When family pets are like butter knives
A divorcing couple in Canada asked a judge to treat their dogs like children; here is his reply
“Dogs are wonderful creatures,” read the first line of a ruling from a Canadian judge.
Over the next paragraph, the judge continued singing the praises of man’s best friend: Dogs are often highly intelligent, he wrote. Sensitive. Active. Constant and faithful companions.
“Many dogs are treated as members of the family with whom they live,” the judge noted.
But none of that matters when it comes to the court of law, concluded Justice Richard Danyliuk of the Court of Queen’s Bench for Saskatchewan. At least not in his court of law.
“After all is said and done, a dog is a dog,” Danyliuk wrote in an August ruling that was recently reported by CBC News. “At law it is property, a domesticated animal that is owned. At law it enjoys no familial rights.”
Danyliuk would spend 15 more pages outlining why — in this case of a divorcing couple arguing over what would become of their pets — the court could not treat the dogs in question as “children.”

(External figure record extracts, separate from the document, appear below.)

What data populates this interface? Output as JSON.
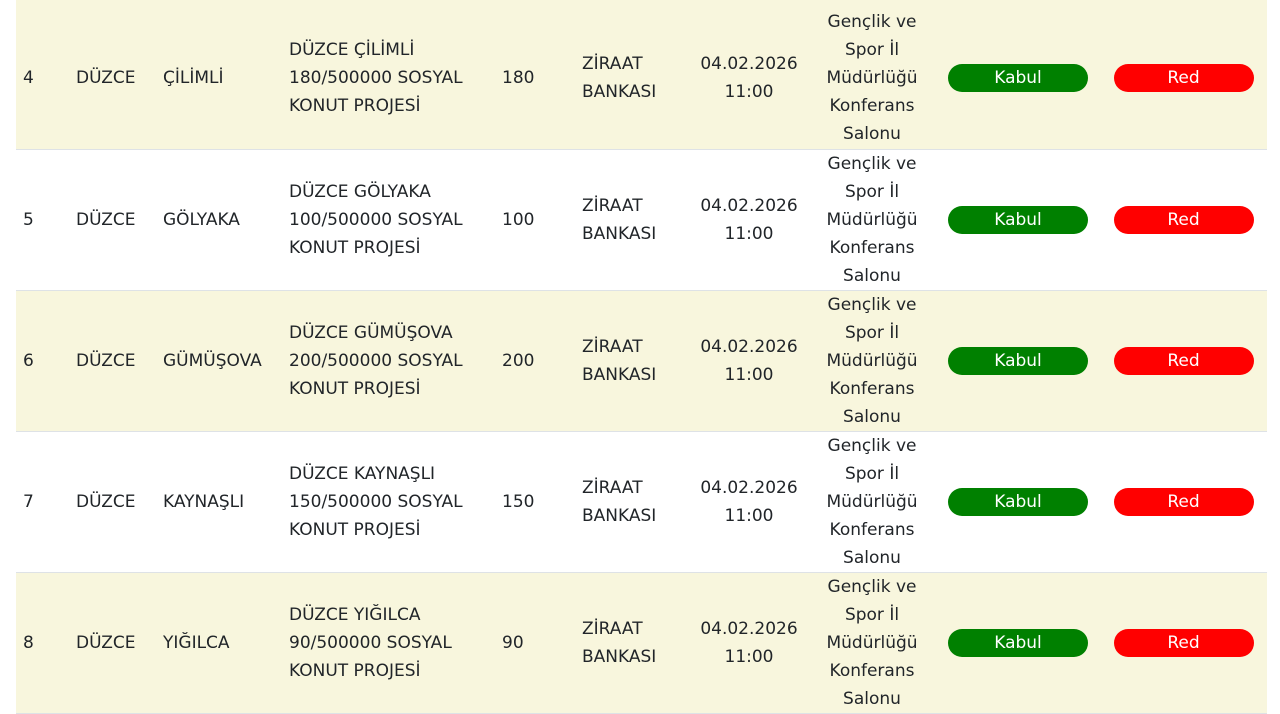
{
  "colors": {
    "accept": "#008000",
    "reject": "#ff0000",
    "row_alt": "#f8f6dd"
  },
  "rows": [
    {
      "no": "4",
      "province": "DÜZCE",
      "district": "ÇİLİMLİ",
      "project": [
        "DÜZCE ÇİLİMLİ",
        "180/500000 SOSYAL",
        "KONUT PROJESİ"
      ],
      "count": "180",
      "bank": [
        "ZİRAAT",
        "BANKASI"
      ],
      "date": "04.02.2026",
      "time": "11:00",
      "location": [
        "Gençlik ve",
        "Spor İl",
        "Müdürlüğü",
        "Konferans",
        "Salonu"
      ],
      "accept": "Kabul",
      "reject": "Red"
    },
    {
      "no": "5",
      "province": "DÜZCE",
      "district": "GÖLYAKA",
      "project": [
        "DÜZCE GÖLYAKA",
        "100/500000 SOSYAL",
        "KONUT PROJESİ"
      ],
      "count": "100",
      "bank": [
        "ZİRAAT",
        "BANKASI"
      ],
      "date": "04.02.2026",
      "time": "11:00",
      "location": [
        "Gençlik ve",
        "Spor İl",
        "Müdürlüğü",
        "Konferans",
        "Salonu"
      ],
      "accept": "Kabul",
      "reject": "Red"
    },
    {
      "no": "6",
      "province": "DÜZCE",
      "district": "GÜMÜŞOVA",
      "project": [
        "DÜZCE GÜMÜŞOVA",
        "200/500000 SOSYAL",
        "KONUT PROJESİ"
      ],
      "count": "200",
      "bank": [
        "ZİRAAT",
        "BANKASI"
      ],
      "date": "04.02.2026",
      "time": "11:00",
      "location": [
        "Gençlik ve",
        "Spor İl",
        "Müdürlüğü",
        "Konferans",
        "Salonu"
      ],
      "accept": "Kabul",
      "reject": "Red"
    },
    {
      "no": "7",
      "province": "DÜZCE",
      "district": "KAYNAŞLI",
      "project": [
        "DÜZCE KAYNAŞLI",
        "150/500000 SOSYAL",
        "KONUT PROJESİ"
      ],
      "count": "150",
      "bank": [
        "ZİRAAT",
        "BANKASI"
      ],
      "date": "04.02.2026",
      "time": "11:00",
      "location": [
        "Gençlik ve",
        "Spor İl",
        "Müdürlüğü",
        "Konferans",
        "Salonu"
      ],
      "accept": "Kabul",
      "reject": "Red"
    },
    {
      "no": "8",
      "province": "DÜZCE",
      "district": "YIĞILCA",
      "project": [
        "DÜZCE YIĞILCA",
        "90/500000 SOSYAL",
        "KONUT PROJESİ"
      ],
      "count": "90",
      "bank": [
        "ZİRAAT",
        "BANKASI"
      ],
      "date": "04.02.2026",
      "time": "11:00",
      "location": [
        "Gençlik ve",
        "Spor İl",
        "Müdürlüğü",
        "Konferans",
        "Salonu"
      ],
      "accept": "Kabul",
      "reject": "Red"
    }
  ]
}
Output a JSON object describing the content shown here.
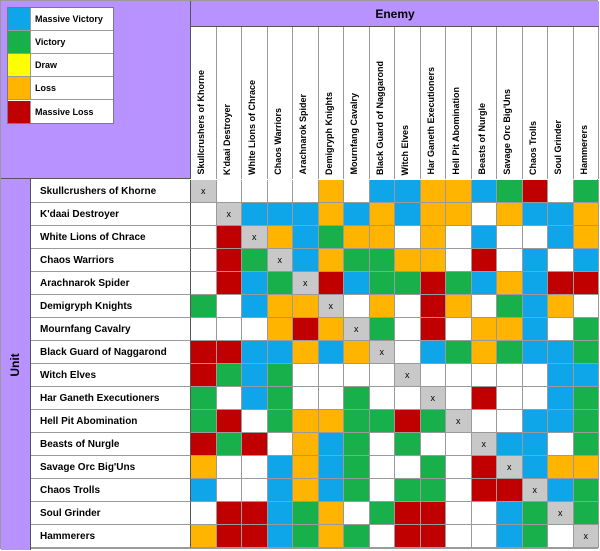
{
  "legend": [
    {
      "label": "Massive Victory",
      "color": "#0ea5e9"
    },
    {
      "label": "Victory",
      "color": "#18b04a"
    },
    {
      "label": "Draw",
      "color": "#ffff00"
    },
    {
      "label": "Loss",
      "color": "#ffb400"
    },
    {
      "label": "Massive Loss",
      "color": "#c00000"
    }
  ],
  "enemy_title": "Enemy",
  "unit_title": "Unit",
  "units": [
    "Skullcrushers of Khorne",
    "K'daai Destroyer",
    "White Lions of Chrace",
    "Chaos Warriors",
    "Arachnarok Spider",
    "Demigryph Knights",
    "Mournfang Cavalry",
    "Black Guard of Naggarond",
    "Witch Elves",
    "Har Ganeth Executioners",
    "Hell Pit Abomination",
    "Beasts of Nurgle",
    "Savage Orc Big'Uns",
    "Chaos Trolls",
    "Soul Grinder",
    "Hammerers"
  ],
  "colors": {
    "B": "#0ea5e9",
    "G": "#18b04a",
    "Y": "#ffff00",
    "O": "#ffb400",
    "R": "#c00000",
    "W": "#ffffff",
    "X": "#c8c8c8"
  },
  "matrix": [
    "XWWWWOWBBOOBGRWG",
    "WXBBBOBOBOOWOBBO",
    "WRXOBGOOWOWBWWBO",
    "WRGXBOGGOOWRWBWB",
    "WRBGXRBGGRGBOBRR",
    "GWBOOXWOWROWGBOW",
    "WWWOROXGWRWOOBWG",
    "RRBBOBOXWBGOGBBG",
    "RGBGWWWWXWWWWWBB",
    "GWBGWWGWWXWRWWBG",
    "GRWGOOGGRGXWWBBG",
    "RGRWOBGWGWWXBBWG",
    "OWWBOBGWWGWRXBOO",
    "BWWBOBGWGGWRRXBG",
    "WRRBGOWGRRWWBGXG",
    "ORRBGOGWRRWWBGWX"
  ]
}
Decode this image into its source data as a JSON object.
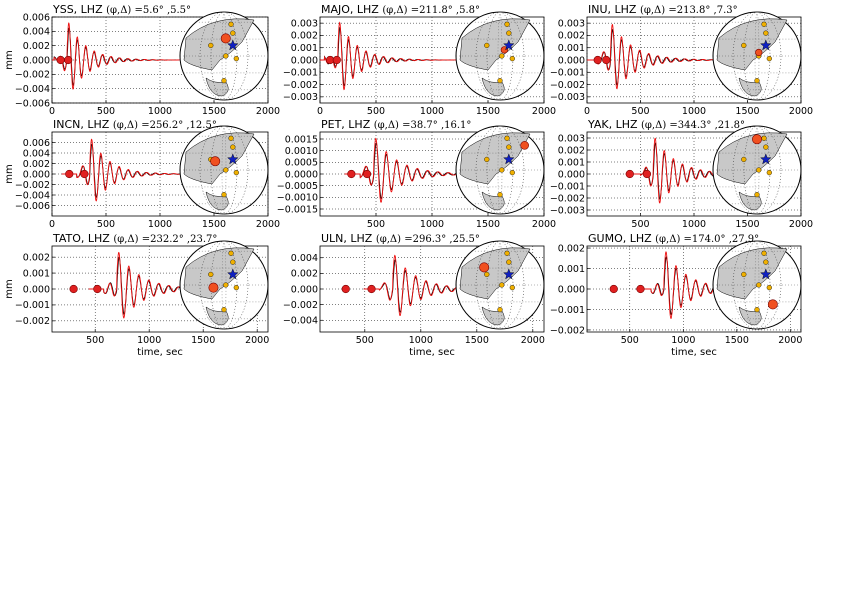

The case landed in court after the wife argued that she should keep their three dogs — 13-year-old Quill, 9year-old Kenya and 2-yearold Willow — while allowing for visitation rights of 90 minutes at a time to her soon-to-be ex-husband.
Danyliuk noted that the woman’s request was “more akin to an interim custody disposition than it is to a property order” and that he could not comply, because for legal purposes, dogs must be treated as property. He was firm in his ruling. “I say without reservation that the prospect of treating pets as children would be treated holds absolutely no attraction for me,” Danyliuk wrote, while acknowledging that many dog owners do treat their dogs as family members. “My present task is not to act with emotion or to validate the personal perspective of pet owners within the legal context. Rather, it is to interpret and then apply the law. And for legal purposes, there can be no doubt: Dogs are property.”
Danyliuk elaborated further by citing other cases and arguing that dealing humanely with pets and considering them property were not mutually exclusive. In one section of the ruling, Danyliuk used what he called a “somewhat ridiculous example” of butter knives to make his point about “what I see as a somewhat ridiculous application.”
“I strongly suspect these parties had other personal property, including household goods,” he wrote. “Am I to make an order that one party have interim possession of (for example) the family butter knives but, due to a deep attachment to both butter and those knives, order that the other party have limited access to those knives for 1.5 hours per week to butter his or her toast?”
Danyliuk suggested that the case should have never landed in his courtroom in the first place.
“I am sure that to (the divorcing couple), this is the most important matter,” Danyliuk wrote. But, he added: “To consume scarce judicial resources with this matter is wasteful. In my view, such applications should be discouraged.”
David Grimm, author of “Citizen Canine: Our Evolving Relationship With Cats and Dogs,” said Danyliuk’s ruling is not unusual, because under U.S. and Canadian laws, animals are considered property.
“Which means that they basically legally have the same status as a couch or a toaster,” Grimm told The Washington Post. “That’s what it is, sort of, in theory.”
In practice, however, things can become muddled — particularly when it comes to household companion animals such as cats and dogs.
Anti-cruelty laws do not exist for toasters, evidence that the law recognizes that animals deserve special protection, according to Animal Legal Defense Fund attorney Stefanie Wilson.
At least one state — Alaska — has, by law, empowered courts in divorce proceedings to consider the animal’s well-being in making a custody determination, she added.
“Arguably, almost all courts have the discretion and authority, in a divorce case, to appoint a special guardian or master to consider and make recommendations for the best outcome for Fido,” Wilson said. “The law is starting to catch up to the reality of the special place that our pets hold in our lives and in society.”